A heaping mountain of trash has been festering below Bill Williams' neighborhood in Clarksburg for as long as he can remember.

Williams, 18, said a hill stretching down below Clay Street toward Elk Creek has been a notorious site for locals to dump truckloads of garbage.

"That garbage can has been there since I was about 7," Williams said, pointing to a spot in the heap. "We used to throw rocks at it."

That rotting garbage has had plenty of company over the years.

Bags, boxes, bottles, buckets, cans, wooden planks, tires, a shopping cart, a furnace, a playground set and fluffs of white fiberglass blanket a long stretch of the sloping hill.

A local litter activist notified city officials about the site last week. City officials said something must -- and will -- be done to clean it.

Public Works Department Frank Scarcelli said he will work along with the Clarksburg City Council the next few days to devise a plan to clean the dump.

"It will have our immediate attention," City Manager Percy Ashcraft said.

Keeping people from dumping at the site is the first step in solving the problem, Ashcraft said. City officials then must put together a plan to clean up the area and investigate and prosecute illegal dumpers, he said.

Cleaning up the site, however, won't be easy, Scarcelli said. The site has never been cleaned before, he said.

"Just from what I can see, it's one of the biggest dumps we have to contend with," Scarcelli said. "If there's anything on that magnitude, we don't know about it."

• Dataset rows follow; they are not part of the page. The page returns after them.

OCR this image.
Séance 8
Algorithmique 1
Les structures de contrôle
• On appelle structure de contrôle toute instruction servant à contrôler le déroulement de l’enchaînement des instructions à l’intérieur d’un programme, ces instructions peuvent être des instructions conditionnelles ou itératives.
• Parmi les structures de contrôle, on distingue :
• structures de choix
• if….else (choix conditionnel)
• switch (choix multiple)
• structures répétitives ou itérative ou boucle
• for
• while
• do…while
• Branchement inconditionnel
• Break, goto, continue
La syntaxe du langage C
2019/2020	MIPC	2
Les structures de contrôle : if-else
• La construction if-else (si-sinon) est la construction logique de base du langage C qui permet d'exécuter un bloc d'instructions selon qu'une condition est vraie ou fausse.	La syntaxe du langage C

The steep grade will likely make it impossible to clean the area without heavy machinery, he said.

"It's almost straight up and down. To say somebody could come there and pick it up by hand would be an almost impossibility," he said.

Keeping people from dumping there in the future may be even harder than cleaning the site, Scarcelli said. Whatever course of action the city decides on, prevention must also be a top priority, he said.

"It would be kind of foolish to clean it up and two or three years from now have it happen all over again," Scarcelli said.

At first glance, the site may not look as bad as some people say, Scarcelli said. Since only small pieces of trash poke through the trees and vines, the majority of the dump is obscured, he said.

Area residents said the thick foliage is their best ally in the summer and spring because it covers the mess.

What's not covered, however, is the smell.

Tim Smith, who lives a couple yards from the site on Clay and Maud streets, is sickened by the smell of the rubbish.

"It's like somebody threw a dead rat or something down there," Smith said.

While neighbors said they were tired of seeing and smelling the dump, Mayor Louis Iquinto, who lives a few blocks from the dump, is confident that the city can put an end to the problem.

"I'm sure that there's something we can do to clean that up," Iquinto said. "It's in our area, and I'm sure if it's bad, we can take care of it."